In the Cabinet there is the Dep PM and Fin Minister in Tharman, Law and Foreign Affairs Minister in Shanmugam, MEWR in Vivian, and another minister Iswaran in the PM’s office, also Second Minister in Home Affairs and Trade and Industry.

In the judiciary the Chief Justice is Sundaresh Menon and Indian high court judges have always been a part of the bench. Then there are many prominent senior counsels in practice.

The Chief of Army is MG Ravinder Singh.

Most notable is that the Indian elite distinguished themselves in finance. Other than Tharman as Finance Minister, there is Ravi Menon as MD of MAS. And the CEO of DBS, the national bank, is Piyush Gupta. There are many top Indians in the foreign banks as CEOs or in top management, and also in GIC and Temasek, including Dhanabalan as the latter’s Chairman. Their dominance in finance is unchallenged and this will grow bigger over time.

In the academia there are many prominent professors heading many departments. So is the field of medicine. The Indian elites are everywhere stamping their influence and authority in their respective fields.

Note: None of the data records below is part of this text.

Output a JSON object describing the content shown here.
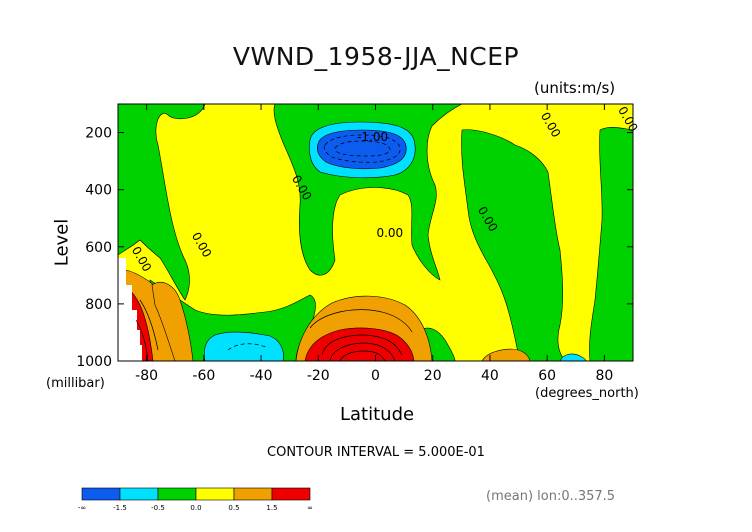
{
  "chart_data": {
    "type": "heatmap",
    "title": "VWND_1958-JJA_NCEP",
    "units_label": "(units:m/s)",
    "ylabel": "Level",
    "ylabel_units": "(millibar)",
    "xlabel": "Latitude",
    "xlabel_units": "(degrees_north)",
    "xlim": [
      -90,
      90
    ],
    "ylim": [
      1000,
      100
    ],
    "xticks": [
      -80,
      -60,
      -40,
      -20,
      0,
      20,
      40,
      60,
      80
    ],
    "yticks": [
      200,
      400,
      600,
      800,
      1000
    ],
    "grid": false,
    "contour_interval_text": "CONTOUR INTERVAL = 5.000E-01",
    "mean_text": "(mean) lon:0..357.5",
    "contour_labels": [
      {
        "text": "-1.00",
        "lat": -1,
        "level": 230
      },
      {
        "text": "0.00",
        "lat": 5,
        "level": 565
      },
      {
        "text": "0.00",
        "lat": -27,
        "level": 400
      },
      {
        "text": "0.00",
        "lat": -62,
        "level": 600
      },
      {
        "text": "0.00",
        "lat": -83,
        "level": 650
      },
      {
        "text": "0.00",
        "lat": 38,
        "level": 510
      },
      {
        "text": "0.00",
        "lat": 60,
        "level": 180
      },
      {
        "text": "0.00",
        "lat": 87,
        "level": 160
      }
    ],
    "color_bins": [
      {
        "range": "< -1.5",
        "color": "#0c5cf0"
      },
      {
        "range": "-1.5 to -0.5",
        "color": "#00e0ff"
      },
      {
        "range": "-0.5 to 0.0",
        "color": "#00d200"
      },
      {
        "range": "0.0 to 0.5",
        "color": "#ffff00"
      },
      {
        "range": "0.5 to 1.5",
        "color": "#f0a000"
      },
      {
        "range": "> 1.5",
        "color": "#ee0000"
      }
    ],
    "colorbar_labels": [
      "-∞",
      "-1.5",
      "-0.5",
      "0.0",
      "0.5",
      "1.5",
      "∞"
    ]
  }
}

The field of IT is more or less dominated by Indian professionals mainly from India. There is however a strange phenomenon, that the local Indians are somehow not very good in IT. And there is an increasing community of very rich Indian PRs and new citizens finding residence in the City. And they brought along their businesses, now the biggest group among the foreign investors here.

The Indian community is now a very formidable force to reckon with in all fields of enterprise in the island and will play an increasing role in the growth and development of the country. Not forgetting we had two past presidents in Nair and Nathan, not counting the numerous very rich individuals among them. Singaporeans will have to be better acquainted with this development and acknowledge the bigger role played by the numerically small Indian community. But this is set to change with CECA and the India Indians finding this island a very conducive and good place to do business and bringing up children.